Use your imagination, be free.
– Patti Smith
Imagination is the most powerful force in the world. When we imagine that we love then love becomes the second most powerful force.
-Lobsang Rampa, The Third Eye
I was trying to figure something out, something that baffled me, baffled me to the core just like so many of the things going on inside of this world baffle us. It had to do with love (what else?) and specifically, I was struggling to understand why a man who felt real happiness when with a woman would prefer not to be with her(a person that purposefully avoids happiness??).
The struggling to understand carried on for weeks, long weeks ridden with total confusion and sorrow and a sense of hopelessness.
And then it hit me, it hit me like a ton of bricks, like true understanding often does, after you give up trying to understand.
Now you might think, what, did she find the reason why a person purposefully avoids happiness? She found an explanation for this absurd state of things?
Well, yes and no. (Let me say as a side topic that yes, there are people that purposefully avoid happiness, happiness may be scary as it is a game changer, what people think makes them happy varies enormously).
But my main point, the discovery if I may so call it—but hey, Socrates had warned us all along—is that we know nothing. Or, more precisely and frankly put: What the Hell do We Know.
Think about it.
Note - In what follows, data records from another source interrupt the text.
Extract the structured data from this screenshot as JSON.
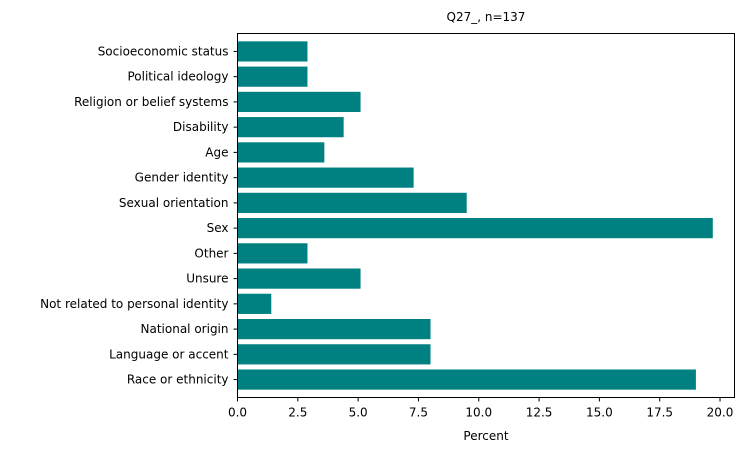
{
  "chart_data": {
    "type": "bar",
    "orientation": "horizontal",
    "title": "Q27_, n=137",
    "xlabel": "Percent",
    "ylabel": "",
    "xlim": [
      0,
      20.6
    ],
    "xticks": [
      "0.0",
      "2.5",
      "5.0",
      "7.5",
      "10.0",
      "12.5",
      "15.0",
      "17.5",
      "20.0"
    ],
    "grid": false,
    "bar_color": "#008080",
    "categories": [
      "Race or ethnicity",
      "Language or accent",
      "National origin",
      "Not related to personal identity",
      "Unsure",
      "Other",
      "Sex",
      "Sexual orientation",
      "Gender identity",
      "Age",
      "Disability",
      "Religion or belief systems",
      "Political ideology",
      "Socioeconomic status"
    ],
    "values": [
      19.0,
      8.0,
      8.0,
      1.4,
      5.1,
      2.9,
      19.7,
      9.5,
      7.3,
      3.6,
      4.4,
      5.1,
      2.9,
      2.9
    ]
  }
}
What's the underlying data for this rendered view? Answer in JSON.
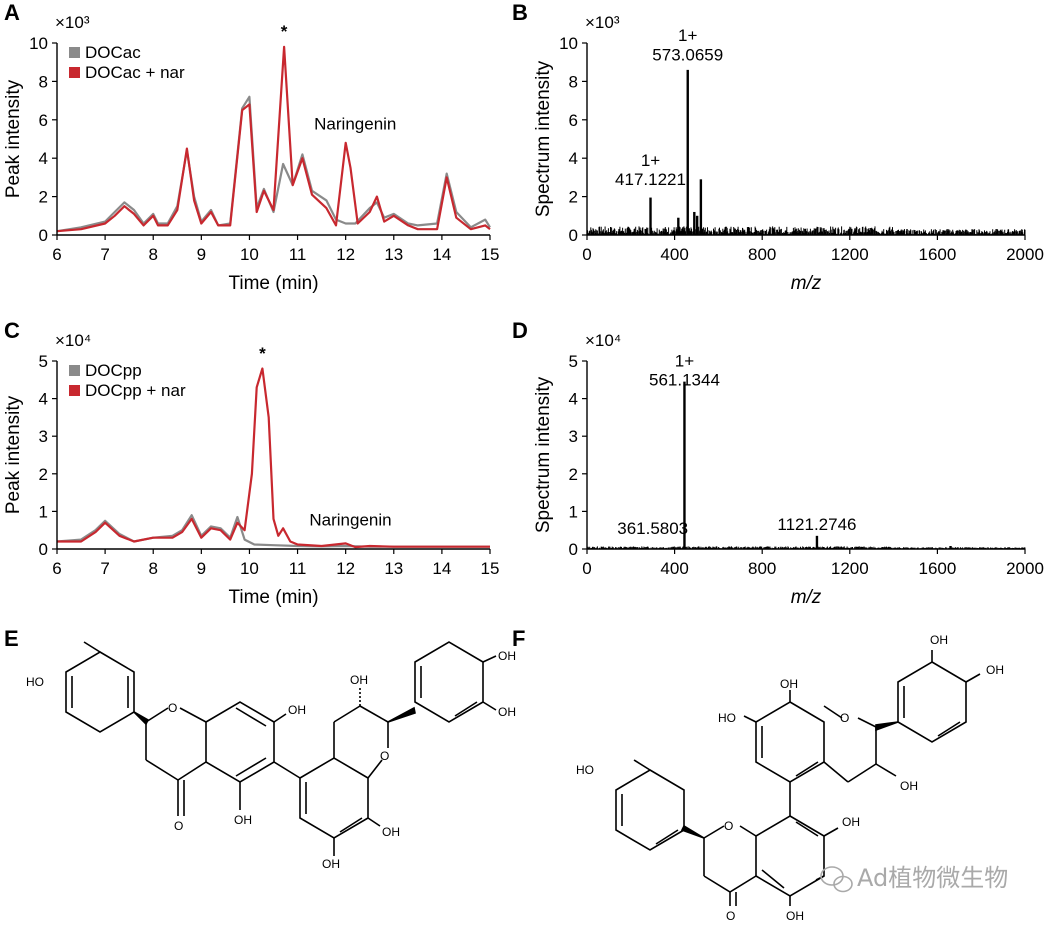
{
  "panel_labels": {
    "A": "A",
    "B": "B",
    "C": "C",
    "D": "D",
    "E": "E",
    "F": "F"
  },
  "watermark": "Ad植物微生物",
  "colors": {
    "gray": "#8a8a8a",
    "red": "#c8282f",
    "black": "#000000"
  },
  "chart_data": [
    {
      "id": "A",
      "type": "line",
      "xlabel": "Time (min)",
      "ylabel": "Peak intensity",
      "exponent": "×10³",
      "xlim": [
        6,
        15
      ],
      "ylim": [
        0,
        10
      ],
      "xticks": [
        6,
        7,
        8,
        9,
        10,
        11,
        12,
        13,
        14,
        15
      ],
      "yticks": [
        0,
        2,
        4,
        6,
        8,
        10
      ],
      "legend": "top-left",
      "annotations": [
        {
          "text": "*",
          "x": 10.72,
          "y": 10.3
        },
        {
          "text": "Naringenin",
          "x": 12.2,
          "y": 5.5
        }
      ],
      "series": [
        {
          "name": "DOCac",
          "color": "#8a8a8a",
          "x": [
            6,
            6.5,
            7,
            7.2,
            7.4,
            7.6,
            7.8,
            8,
            8.1,
            8.3,
            8.5,
            8.7,
            8.85,
            9,
            9.2,
            9.35,
            9.6,
            9.85,
            10,
            10.15,
            10.3,
            10.5,
            10.7,
            10.9,
            11.1,
            11.3,
            11.6,
            11.8,
            12,
            12.2,
            12.5,
            12.65,
            12.8,
            13,
            13.3,
            13.5,
            13.9,
            14.1,
            14.3,
            14.6,
            14.9,
            15
          ],
          "y": [
            0.2,
            0.4,
            0.7,
            1.2,
            1.7,
            1.3,
            0.6,
            1.1,
            0.6,
            0.6,
            1.5,
            4.4,
            2.0,
            0.7,
            1.3,
            0.5,
            0.6,
            6.6,
            7.2,
            1.4,
            2.4,
            1.2,
            3.7,
            2.6,
            4.2,
            2.3,
            1.8,
            0.8,
            0.6,
            0.6,
            1.4,
            1.7,
            0.9,
            1.1,
            0.6,
            0.5,
            0.6,
            3.2,
            1.2,
            0.4,
            0.8,
            0.4
          ]
        },
        {
          "name": "DOCac + nar",
          "color": "#c8282f",
          "x": [
            6,
            6.5,
            7,
            7.2,
            7.4,
            7.6,
            7.8,
            8,
            8.1,
            8.3,
            8.5,
            8.7,
            8.85,
            9,
            9.2,
            9.35,
            9.6,
            9.85,
            10,
            10.15,
            10.3,
            10.5,
            10.72,
            10.9,
            11.1,
            11.3,
            11.6,
            11.8,
            12,
            12.1,
            12.25,
            12.5,
            12.65,
            12.8,
            13,
            13.3,
            13.5,
            13.9,
            14.1,
            14.3,
            14.6,
            14.9,
            15
          ],
          "y": [
            0.2,
            0.3,
            0.6,
            1.0,
            1.5,
            1.1,
            0.5,
            1.0,
            0.5,
            0.5,
            1.3,
            4.5,
            1.8,
            0.6,
            1.2,
            0.5,
            0.5,
            6.5,
            6.8,
            1.2,
            2.3,
            1.3,
            9.8,
            2.6,
            4.0,
            2.1,
            1.4,
            0.5,
            4.8,
            3.5,
            0.6,
            1.2,
            2.0,
            0.7,
            1.0,
            0.5,
            0.3,
            0.3,
            3.0,
            0.9,
            0.3,
            0.5,
            0.3
          ]
        }
      ]
    },
    {
      "id": "B",
      "type": "bar",
      "xlabel": "m/z",
      "ylabel": "Spectrum intensity",
      "exponent": "×10³",
      "xlim": [
        0,
        2000
      ],
      "ylim": [
        0,
        10
      ],
      "xticks": [
        0,
        400,
        800,
        1200,
        1600,
        2000
      ],
      "yticks": [
        0,
        2,
        4,
        6,
        8,
        10
      ],
      "peaks": {
        "x": [
          290,
          417,
          460,
          490,
          503,
          520
        ],
        "y": [
          1.95,
          0.9,
          8.6,
          1.2,
          1.0,
          2.9
        ]
      },
      "annotations": [
        {
          "text": "1+",
          "x": 460,
          "y": 10.1
        },
        {
          "text": "573.0659",
          "x": 460,
          "y": 9.1
        },
        {
          "text": "1+",
          "x": 290,
          "y": 3.6
        },
        {
          "text": "417.1221",
          "x": 290,
          "y": 2.6
        }
      ]
    },
    {
      "id": "C",
      "type": "line",
      "xlabel": "Time (min)",
      "ylabel": "Peak intensity",
      "exponent": "×10⁴",
      "xlim": [
        6,
        15
      ],
      "ylim": [
        0,
        5
      ],
      "xticks": [
        6,
        7,
        8,
        9,
        10,
        11,
        12,
        13,
        14,
        15
      ],
      "yticks": [
        0,
        1,
        2,
        3,
        4,
        5
      ],
      "legend": "top-left",
      "annotations": [
        {
          "text": "*",
          "x": 10.27,
          "y": 5.05
        },
        {
          "text": "Naringenin",
          "x": 12.1,
          "y": 0.62
        }
      ],
      "series": [
        {
          "name": "DOCpp",
          "color": "#8a8a8a",
          "x": [
            6,
            6.5,
            6.8,
            7,
            7.3,
            7.6,
            8,
            8.4,
            8.6,
            8.8,
            9,
            9.2,
            9.4,
            9.6,
            9.75,
            9.9,
            10.1,
            10.5,
            11,
            11.5,
            12,
            12.5,
            13,
            14,
            15
          ],
          "y": [
            0.2,
            0.25,
            0.5,
            0.75,
            0.4,
            0.2,
            0.3,
            0.35,
            0.5,
            0.9,
            0.35,
            0.6,
            0.55,
            0.3,
            0.85,
            0.25,
            0.12,
            0.1,
            0.08,
            0.07,
            0.08,
            0.06,
            0.06,
            0.06,
            0.06
          ]
        },
        {
          "name": "DOCpp + nar",
          "color": "#c8282f",
          "x": [
            6,
            6.5,
            6.8,
            7,
            7.3,
            7.6,
            8,
            8.4,
            8.6,
            8.8,
            9,
            9.2,
            9.4,
            9.6,
            9.75,
            9.9,
            10.05,
            10.15,
            10.27,
            10.4,
            10.5,
            10.6,
            10.7,
            10.85,
            11,
            11.5,
            12,
            12.2,
            12.5,
            13,
            14,
            15
          ],
          "y": [
            0.2,
            0.2,
            0.45,
            0.7,
            0.35,
            0.2,
            0.3,
            0.3,
            0.45,
            0.8,
            0.3,
            0.55,
            0.5,
            0.25,
            0.7,
            0.5,
            2.0,
            4.3,
            4.8,
            3.5,
            0.8,
            0.35,
            0.55,
            0.2,
            0.12,
            0.08,
            0.15,
            0.05,
            0.08,
            0.06,
            0.06,
            0.06
          ]
        }
      ]
    },
    {
      "id": "D",
      "type": "bar",
      "xlabel": "m/z",
      "ylabel": "Spectrum intensity",
      "exponent": "×10⁴",
      "xlim": [
        0,
        2000
      ],
      "ylim": [
        0,
        5
      ],
      "xticks": [
        0,
        400,
        800,
        1200,
        1600,
        2000
      ],
      "yticks": [
        0,
        1,
        2,
        3,
        4,
        5
      ],
      "peaks": {
        "x": [
          445,
          1050,
          1660
        ],
        "y": [
          4.45,
          0.35,
          0.08
        ]
      },
      "annotations": [
        {
          "text": "1+",
          "x": 445,
          "y": 4.85
        },
        {
          "text": "561.1344",
          "x": 445,
          "y": 4.35
        },
        {
          "text": "361.5803",
          "x": 300,
          "y": 0.4
        },
        {
          "text": "1121.2746",
          "x": 1050,
          "y": 0.5
        }
      ]
    }
  ],
  "structure_E": {
    "labels": [
      "HO",
      "O",
      "O",
      "O",
      "OH",
      "OH",
      "OH",
      "OH",
      "OH",
      "OH",
      "OH"
    ]
  },
  "structure_F": {
    "labels": [
      "OH",
      "OH",
      "OH",
      "HO",
      "O",
      "OH",
      "HO",
      "O",
      "OH",
      "O",
      "OH"
    ]
  }
}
Ultimately, nobody could figure out Covid. Nobody can figure out love. Or why some people die just like that and other people recover from illness just like that. We still “don’t know nothin’”.
Okay, please, indulge me. I know, I know, this concept has been so over-worn that it has patches in many more places than just the elbows. And of course it’s not my discovery and I’m not trying to claim ownership of S’s hoc unum scio, me nihil scire. The thing is, one thing is having assimilated a truth in your mind, and one thing is to have it become, suddenly, something that permeates the cells in your bone marrow and goes on to modify the way your bones go about moving in the world.
So we know nothing. And how does that solve things? How does one go about the business of living when one knows nothing?
This takes us to the real epiphany, what complemented S’s discovery, what is, maybe, my own thinking:
Even if you know nothing, act as if love matters, as if God exists, as if life is fair, as if good is better than evil, as if you knew the difference between good and evil, as if it matters to the world that you do good, as if what you most desire will be yours someday.
Why? because we owe it to whomever created sunsets, flowers, babies, smiles, lasagna, the smell of sun-dried linen, the smell of rain in a garden, lake Leman, water on a hot day, hugs, best friends, butterflies, a child’s voice, a child’s gaze of wonder.